Last night I had the experience of doing something I had never done before. I had to unpack my suitcase from a trip I never took. Let me explain....

Last Friday my grandmother passed away. I packed up my suitcase, my car, and even my cat Spencer's carrier, prepared to make the trek to Ohio. But, Saturday evening I came down with a pretty awful case of the flu. After very little sleep and muscles that ached, I soon realized that a trip to Ohio was not in the cards. So, after getting over the illness, I finally had the energy, and time, to unpack my suitcase last night.

I must admit, it was an odd experience. Normally when you unpack from a trip, the items you remove have some sort of new memory attached to them. Maybe you look at the sweater you were wearing when you went to dinner with the family. Maybe your mom snuck some goodies into your bag and as you pull them out you are reminded of her kindness. Or, maybe you simply unpack the dirty laundry and are jolted back to life in the real world. No matter the item, it is undeniable that our suitcases are packed with memories when we return from trips.

But a trip I never took...that was a different story. Because, you see, as I unpacked my suitcase, I was struck with the realization that this is what worry oftentimes looks like. Worry can be compared to us "packing our things" for a trip that will never happen. Worry causes us to pack our lives full of fear, of anxiety, of all of the "What If's" that life has to offer. But, by God's goodness, so often we never have to take those things down the road. We find ourselves "unpacking" the worry, because it never had to be realized. We never had to go to the dark place towards which we expected to travel. 

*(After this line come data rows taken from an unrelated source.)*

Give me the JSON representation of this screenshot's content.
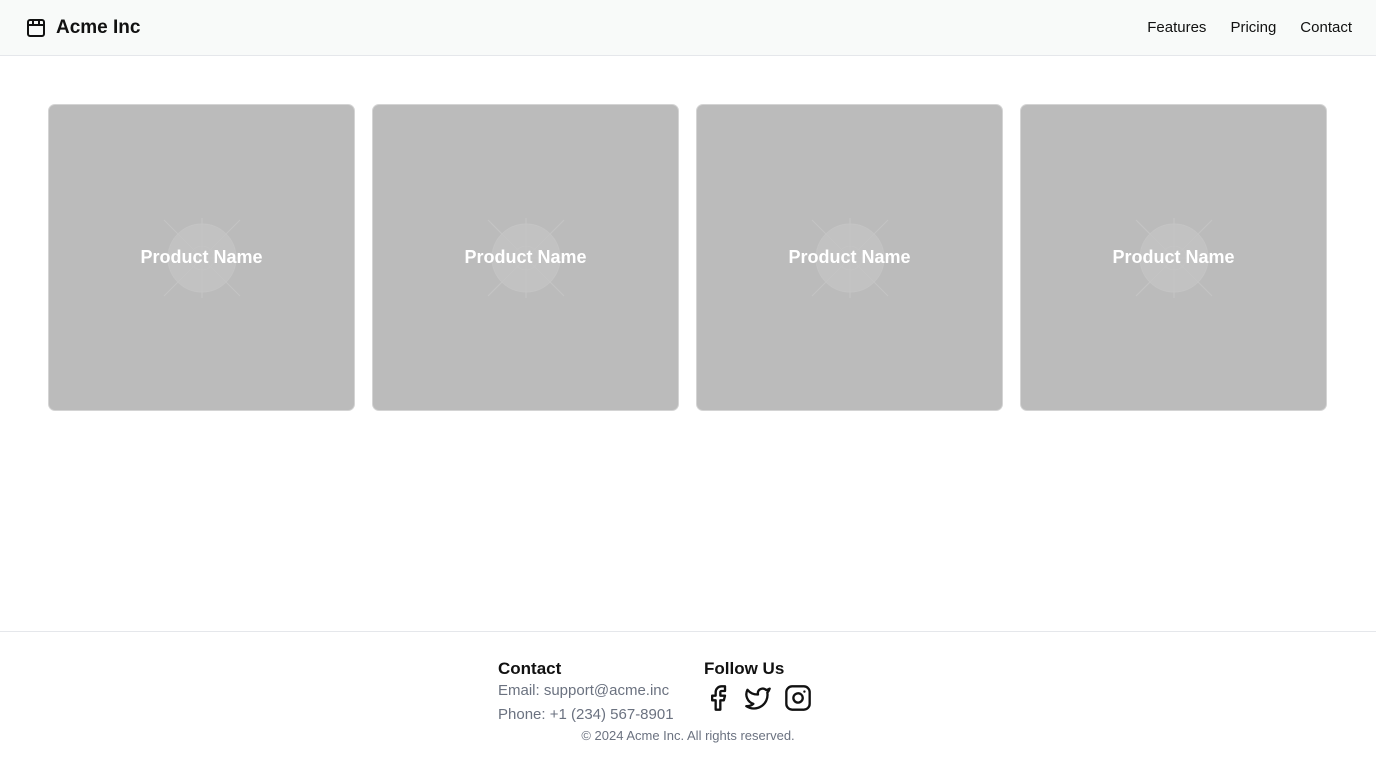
{
  "header": {
    "brand_name": "Acme Inc",
    "brand_icon": "package-icon",
    "nav": [
      {
        "label": "Features"
      },
      {
        "label": "Pricing"
      },
      {
        "label": "Contact"
      }
    ]
  },
  "products": [
    {
      "name": "Product Name",
      "image": "placeholder-image"
    },
    {
      "name": "Product Name",
      "image": "placeholder-image"
    },
    {
      "name": "Product Name",
      "image": "placeholder-image"
    },
    {
      "name": "Product Name",
      "image": "placeholder-image"
    }
  ],
  "footer": {
    "contact_heading": "Contact",
    "email": "Email: support@acme.inc",
    "phone": "Phone: +1 (234) 567-8901",
    "follow_heading": "Follow Us",
    "social": [
      "facebook-icon",
      "twitter-icon",
      "instagram-icon"
    ],
    "copyright": "© 2024 Acme Inc. All rights reserved."
  },
  "colors": {
    "card_background": "#bbbbbb",
    "header_background": "#f8faf9",
    "muted_text": "#6b7280"
  }
}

So what does any of this mean? Well, I have a new plan for tackling worry. Every time I sense myself beginning to worry, about the future, about the economy, about health, about my career, about anything, I am going to picture that suitcase...the one that sits in the corner, full of worry, yet never has to leave the house. And, my hope is that as I grow in the realization that God, not my worry, is in control, I will be able to stop packing that suitcase, and simply start enjoying the journey.